Genocide by Xenomorph? Discuss.

Alien: Covenant is a notch better than Prometheus, maybe two, but it still leaves much to be desired. The main problem, for me anyway, lies not within the film, but outside it. My main complaint is this: I am no longer afraid of the Xenomorph and its many manifestations. Oh sure, I am going to lose my shit for a moment at a jump scare (they are named that way for a reason), but even facehuggers and new-born chestbursters don’t do it for me anymore. I might suffer from what Mr Thirith calls Alien fatigue.

The thing is that with CGI, you can produce any and all Alien creatures, moving any which way, for any lenght of time; but just because you can doesn’t mean you should. In Alien: Resurrection, it became clear that the Xenomorph can even outswim humans. That is pretty much the opposite of what the very first Alien film did: Ridley Scott couldn’t show Giger’s Alien longer than a second or two because it looked clumsy and artificial in its movements. Scott also refused to show the Alien in the first 60 minutes of the film. What you hear is almost always scarier than what you see because your brain will make up stuff out of your worst fears. And don’t you agree that the very first Alien film is the scariest of them all?

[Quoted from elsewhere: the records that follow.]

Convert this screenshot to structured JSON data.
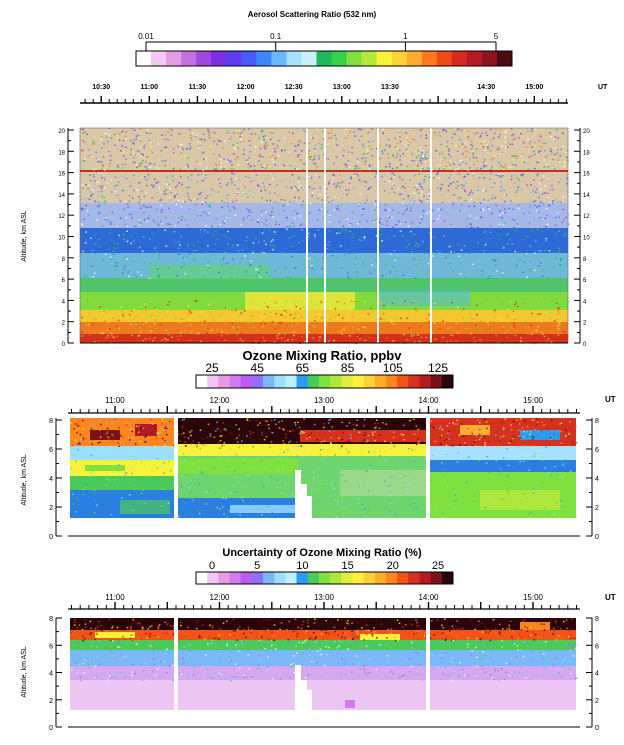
{
  "chart_data": [
    {
      "type": "heatmap",
      "title": "Aerosol Scattering Ratio (532 nm)",
      "colorbar": {
        "scale": "log",
        "ticks": [
          "0.01",
          "0.1",
          "1",
          "5"
        ],
        "range": [
          0.01,
          5
        ],
        "colors": [
          "#ffffff",
          "#f4c8f4",
          "#e69be6",
          "#c76fe0",
          "#a146e0",
          "#7a2fe0",
          "#5f3cf0",
          "#4a5af8",
          "#3a86ff",
          "#6ab8ff",
          "#a8e0ff",
          "#c8f0ff",
          "#1fb85c",
          "#35d14a",
          "#7fe040",
          "#b6ea3a",
          "#f7f23a",
          "#ffd23a",
          "#ffad2c",
          "#ff7a1c",
          "#f04a18",
          "#d62a1e",
          "#b41a22",
          "#8c1420",
          "#4a0a10"
        ]
      },
      "time_axis": {
        "label": "UT",
        "ticks": [
          "10:30",
          "11:00",
          "11:30",
          "12:00",
          "12:30",
          "13:00",
          "13:30",
          "14:30",
          "15:00"
        ],
        "tick_hours": [
          10.5,
          11,
          11.5,
          12,
          12.5,
          13,
          13.5,
          14.5,
          15
        ],
        "range_hours": [
          10.28,
          15.35
        ]
      },
      "y_axis": {
        "label": "Altitude, km ASL",
        "ticks": [
          0,
          2,
          4,
          6,
          8,
          10,
          12,
          14,
          16,
          18,
          20
        ],
        "range": [
          0,
          20
        ]
      }
    },
    {
      "type": "heatmap",
      "title": "Ozone Mixing Ratio, ppbv",
      "colorbar": {
        "ticks": [
          "25",
          "45",
          "65",
          "85",
          "105",
          "125"
        ],
        "tick_values": [
          25,
          45,
          65,
          85,
          105,
          125
        ],
        "range": [
          25,
          125
        ],
        "colors": [
          "#ffffff",
          "#f2c6f2",
          "#e69be6",
          "#d07cec",
          "#b85cf2",
          "#8f6ef8",
          "#7ab8f8",
          "#9ce0ff",
          "#c0eeff",
          "#2a9cf2",
          "#4aca5a",
          "#7fe040",
          "#aee83c",
          "#dcef3a",
          "#fff23a",
          "#ffd23a",
          "#ffad2c",
          "#ff861e",
          "#f05418",
          "#d6301e",
          "#b41a22",
          "#7a1218",
          "#2a0608"
        ]
      },
      "time_axis": {
        "label": "UT",
        "ticks": [
          "11:00",
          "12:00",
          "13:00",
          "14:00",
          "15:00"
        ],
        "tick_hours": [
          11,
          12,
          13,
          14,
          15
        ],
        "range_hours": [
          10.55,
          15.45
        ]
      },
      "y_axis": {
        "label": "Altitude, km ASL",
        "ticks": [
          0,
          2,
          4,
          6,
          8
        ],
        "range": [
          0,
          8
        ]
      }
    },
    {
      "type": "heatmap",
      "title": "Uncertainty of Ozone Mixing Ratio (%)",
      "colorbar": {
        "ticks": [
          "0",
          "5",
          "10",
          "15",
          "20",
          "25"
        ],
        "tick_values": [
          0,
          5,
          10,
          15,
          20,
          25
        ],
        "range": [
          0,
          25
        ],
        "colors": [
          "#ffffff",
          "#f2c6f2",
          "#e69be6",
          "#d07cec",
          "#b85cf2",
          "#8f6ef8",
          "#7ab8f8",
          "#9ce0ff",
          "#c0eeff",
          "#2a9cf2",
          "#4aca5a",
          "#7fe040",
          "#aee83c",
          "#dcef3a",
          "#fff23a",
          "#ffd23a",
          "#ffad2c",
          "#ff861e",
          "#f05418",
          "#d6301e",
          "#b41a22",
          "#7a1218",
          "#2a0608"
        ]
      },
      "time_axis": {
        "label": "UT",
        "ticks": [
          "11:00",
          "12:00",
          "13:00",
          "14:00",
          "15:00"
        ],
        "tick_hours": [
          11,
          12,
          13,
          14,
          15
        ],
        "range_hours": [
          10.55,
          15.45
        ]
      },
      "y_axis": {
        "label": "Altitude, km ASL",
        "ticks": [
          0,
          2,
          4,
          6,
          8
        ],
        "range": [
          0,
          8
        ]
      }
    }
  ]
}
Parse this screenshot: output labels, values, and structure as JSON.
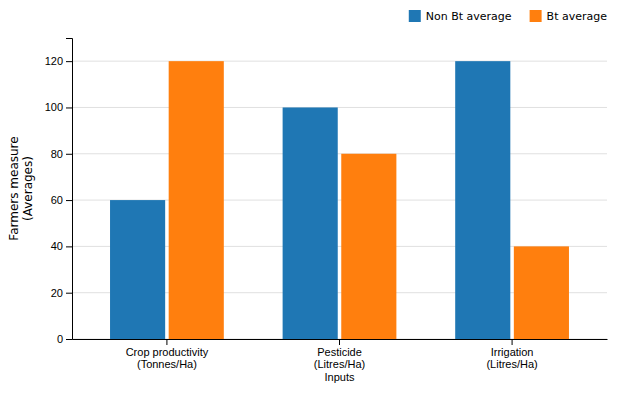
{
  "chart_data": {
    "type": "bar",
    "categories": [
      "Crop productivity\n(Tonnes/Ha)",
      "Pesticide\n(Litres/Ha)\nInputs",
      "Irrigation\n(Litres/Ha)"
    ],
    "series": [
      {
        "name": "Non Bt average",
        "values": [
          60,
          100,
          120
        ]
      },
      {
        "name": "Bt average",
        "values": [
          120,
          80,
          40
        ]
      }
    ],
    "ylabel": "Farmers measure\n(Averages)",
    "ylim": [
      0,
      130
    ],
    "yticks": [
      0,
      20,
      40,
      60,
      80,
      100,
      120
    ],
    "grid": true,
    "legend": "upper right"
  }
}
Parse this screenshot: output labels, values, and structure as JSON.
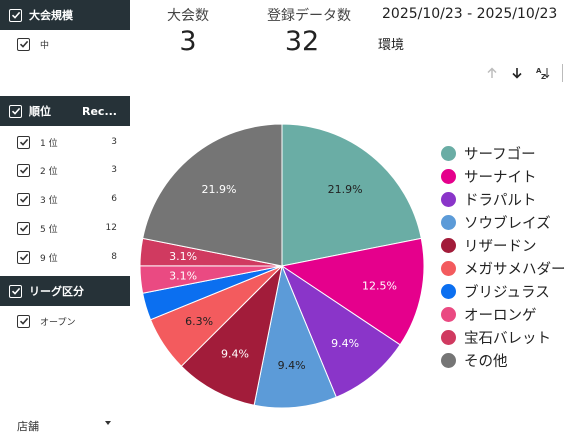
{
  "filters": {
    "size": {
      "title": "大会規模",
      "items": [
        {
          "label": "中"
        }
      ]
    },
    "rank": {
      "title": "順位",
      "col2": "Rec...",
      "items": [
        {
          "label": "1 位",
          "count": "3"
        },
        {
          "label": "2 位",
          "count": "3"
        },
        {
          "label": "3 位",
          "count": "6"
        },
        {
          "label": "5 位",
          "count": "12"
        },
        {
          "label": "9 位",
          "count": "8"
        }
      ]
    },
    "league": {
      "title": "リーグ区分",
      "items": [
        {
          "label": "オープン"
        }
      ]
    },
    "store": {
      "label": "店舗"
    }
  },
  "kpis": [
    {
      "label": "大会数",
      "value": "3"
    },
    {
      "label": "登録データ数",
      "value": "32"
    }
  ],
  "date_range": "2025/10/23 - 2025/10/23",
  "table_header": "環境",
  "chart_data": {
    "type": "pie",
    "slices": [
      {
        "name": "サーフゴー",
        "value": 21.9,
        "label": "21.9%",
        "color": "#6aada5"
      },
      {
        "name": "サーナイト",
        "value": 12.5,
        "label": "12.5%",
        "color": "#e5008c"
      },
      {
        "name": "ドラパルト",
        "value": 9.4,
        "label": "9.4%",
        "color": "#8a35c9"
      },
      {
        "name": "ソウブレイズ",
        "value": 9.4,
        "label": "9.4%",
        "color": "#5c9bd8"
      },
      {
        "name": "リザードン",
        "value": 9.4,
        "label": "9.4%",
        "color": "#a21c3a"
      },
      {
        "name": "メガサメハダー",
        "value": 6.3,
        "label": "6.3%",
        "color": "#f35b5e"
      },
      {
        "name": "ブリジュラス",
        "value": 3.1,
        "label": "",
        "color": "#0b6ff0"
      },
      {
        "name": "オーロンゲ",
        "value": 3.1,
        "label": "3.1%",
        "color": "#ea4a82"
      },
      {
        "name": "宝石バレット",
        "value": 3.1,
        "label": "3.1%",
        "color": "#d03a60"
      },
      {
        "name": "その他",
        "value": 21.9,
        "label": "21.9%",
        "color": "#757575"
      }
    ]
  }
}
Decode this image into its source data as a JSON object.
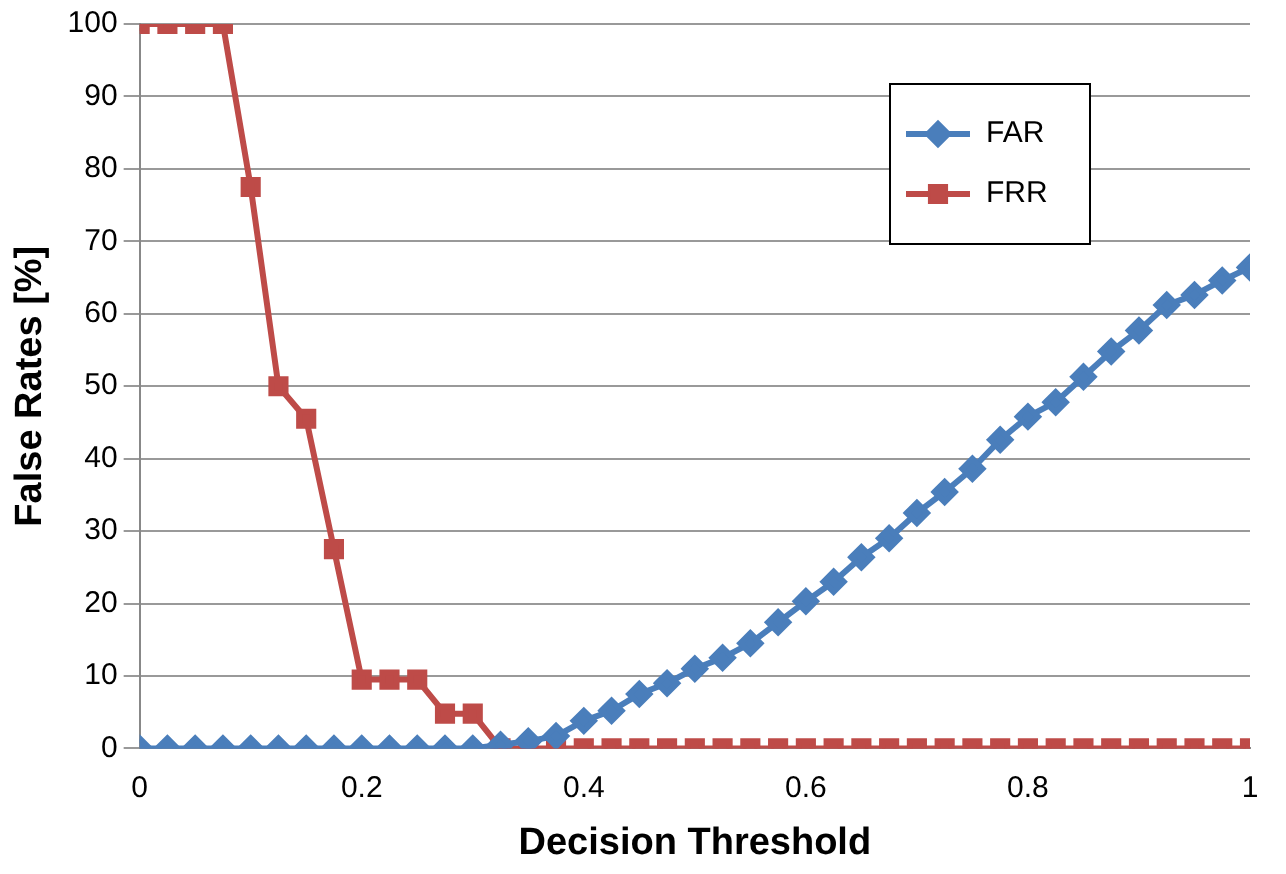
{
  "chart_data": {
    "type": "line",
    "xlabel": "Decision Threshold",
    "ylabel": "False Rates [%]",
    "x": [
      0,
      0.025,
      0.05,
      0.075,
      0.1,
      0.125,
      0.15,
      0.175,
      0.2,
      0.225,
      0.25,
      0.275,
      0.3,
      0.325,
      0.35,
      0.375,
      0.4,
      0.425,
      0.45,
      0.475,
      0.5,
      0.525,
      0.55,
      0.575,
      0.6,
      0.625,
      0.65,
      0.675,
      0.7,
      0.725,
      0.75,
      0.775,
      0.8,
      0.825,
      0.85,
      0.875,
      0.9,
      0.925,
      0.95,
      0.975,
      1
    ],
    "xlim": [
      0,
      1
    ],
    "xticks": [
      0,
      0.2,
      0.4,
      0.6,
      0.8,
      1
    ],
    "ylim": [
      0,
      100
    ],
    "yticks": [
      0,
      10,
      20,
      30,
      40,
      50,
      60,
      70,
      80,
      90,
      100
    ],
    "grid": "y",
    "legend": "top right",
    "series": [
      {
        "name": "FAR",
        "color": "#4a7ebb",
        "marker": "diamond",
        "values": [
          0,
          0,
          0,
          0,
          0,
          0,
          0,
          0,
          0,
          0,
          0,
          0,
          0,
          0.5,
          1,
          1.7,
          3.8,
          5.2,
          7.5,
          9,
          11,
          12.5,
          14.5,
          17.4,
          20.3,
          23,
          26.4,
          29,
          32.5,
          35.4,
          38.6,
          42.6,
          45.8,
          47.8,
          51.3,
          54.8,
          57.7,
          61.2,
          62.6,
          64.6,
          66.4
        ]
      },
      {
        "name": "FRR",
        "color": "#be4b48",
        "marker": "square",
        "values": [
          100,
          100,
          100,
          100,
          77.5,
          50,
          45.5,
          27.5,
          9.5,
          9.5,
          9.5,
          4.8,
          4.8,
          0,
          0,
          0,
          0,
          0,
          0,
          0,
          0,
          0,
          0,
          0,
          0,
          0,
          0,
          0,
          0,
          0,
          0,
          0,
          0,
          0,
          0,
          0,
          0,
          0,
          0,
          0,
          0
        ]
      }
    ]
  }
}
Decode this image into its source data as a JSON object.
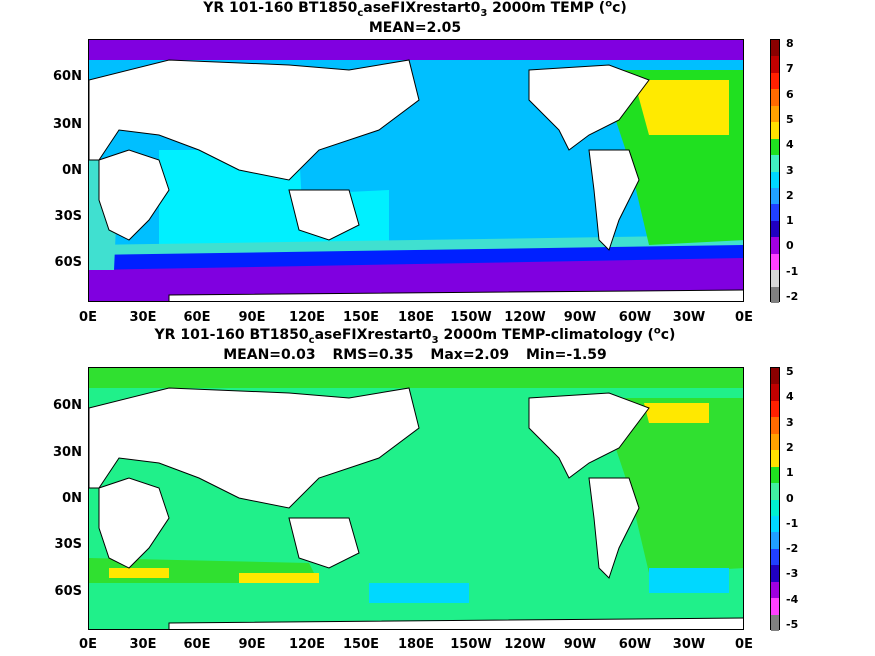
{
  "colors": {
    "ocean_top": "#00bfff",
    "ocean_top_warm": "#00f0ff",
    "ocean_top_mid": "#40e0d0",
    "ocean_top_cold": "#0020ff",
    "ocean_top_coldest": "#8000e0",
    "ocean_top_atl": "#20e020",
    "ocean_top_atl_warm": "#ffea00",
    "ocean_bot": "#20f08a",
    "ocean_bot_pos": "#30e030",
    "ocean_bot_warm": "#ffe800",
    "ocean_bot_neg": "#00d8ff",
    "land": "#ffffff"
  },
  "panel_top": {
    "title_main": "YR 101-160 BT1850",
    "title_sub": "c",
    "title_mid": "aseFIXrestart0",
    "title_sub2": "3",
    "title_end": " 2000m TEMP (",
    "title_sup": "o",
    "title_unit": "c)",
    "stats": [
      "MEAN=2.05"
    ],
    "colorbar_labels": [
      "8",
      "7",
      "6",
      "5",
      "4",
      "3",
      "2",
      "1",
      "0",
      "-1",
      "-2"
    ],
    "colorbar_colors": [
      "#8b0000",
      "#c00000",
      "#ff2000",
      "#ff6a00",
      "#ffa000",
      "#ffe000",
      "#20e020",
      "#40f0c0",
      "#00d8ff",
      "#20a0ff",
      "#2040ff",
      "#2000c0",
      "#a000e0",
      "#ff40ff",
      "#d8d8d8",
      "#808080"
    ]
  },
  "panel_bot": {
    "title_main": "YR 101-160 BT1850",
    "title_sub": "c",
    "title_mid": "aseFIXrestart0",
    "title_sub2": "3",
    "title_end": " 2000m TEMP-climatology (",
    "title_sup": "o",
    "title_unit": "c)",
    "stats": [
      "MEAN=0.03",
      "RMS=0.35",
      "Max=2.09",
      "Min=-1.59"
    ],
    "colorbar_labels": [
      "5",
      "4",
      "3",
      "2",
      "1",
      "0",
      "-1",
      "-2",
      "-3",
      "-4",
      "-5"
    ],
    "colorbar_colors": [
      "#8b0000",
      "#c00000",
      "#ff2000",
      "#ff6a00",
      "#ffa000",
      "#ffe000",
      "#20e020",
      "#40f0a0",
      "#00f0d0",
      "#00d8ff",
      "#20a0ff",
      "#2040ff",
      "#2000c0",
      "#a000e0",
      "#ff40ff",
      "#808080"
    ]
  },
  "axes": {
    "lat_labels": [
      "60N",
      "30N",
      "0N",
      "30S",
      "60S"
    ],
    "lon_labels": [
      "0E",
      "30E",
      "60E",
      "90E",
      "120E",
      "150E",
      "180E",
      "150W",
      "120W",
      "90W",
      "60W",
      "30W",
      "0E"
    ]
  }
}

It also seems like Covenant doesn’t quite trust its own scariness. There is a chestbursting scene involving Billy Crudup as the weak ersatz captain Oram that harks back to that classic John Hurt moment; there is a facehugger jumping out of an egg onto someone’s face; and there is the moment where they try to find that beacon and find it in a gigantic crash-landed Prince Albert-ring-shaped spaceship. It wouldn’t be a proper Alien film if all of those scenes were missing, but here, they are shot in such similar ways like they wanted to make sure that even the slowest of movirgoers realizes that this is just like the original. It’s the cineastic equivalent of cutting and pasting, and it smacks of cheapness.

Apart from showing us too many incarnations of our favourite beastie for too long, Alien: Covenant has other weaknesses. None of the characters is given enough time to develop some kind of personality, except for Walter (Fassbender) and Daniels (Waterston). While Katherine Waterston does what she can with her role, she certainly is nowhere near Sigourney Weaver’s Ripley, so if any of the crew die (burned, speared, shot, decapitated, incubated and so on), why should we care? Their mode of death seems more important to the movie than their being a live character. On the other hand, there is Fassbender in a double role, but that device is undermined by an absolutely foreseeable trick.

There is, however, a magical moment between Walter, a latter generation synthetic, and David, his predecessor. David is stunned by the fact that Walter has not been given the ability to create, and so he teaches him to play the flute. Other than that, the screenplay doesn’t do anyone any favors. Interesting actors such as Carmen Ejogo and Amy Seimetz are simply used as Xenomorph fodder. And it’s a shame if the movie credits Noomi Rapace if she only gets to sing Country Roads. Come to think of it, John Denver is probably scarier than the Xenomorph.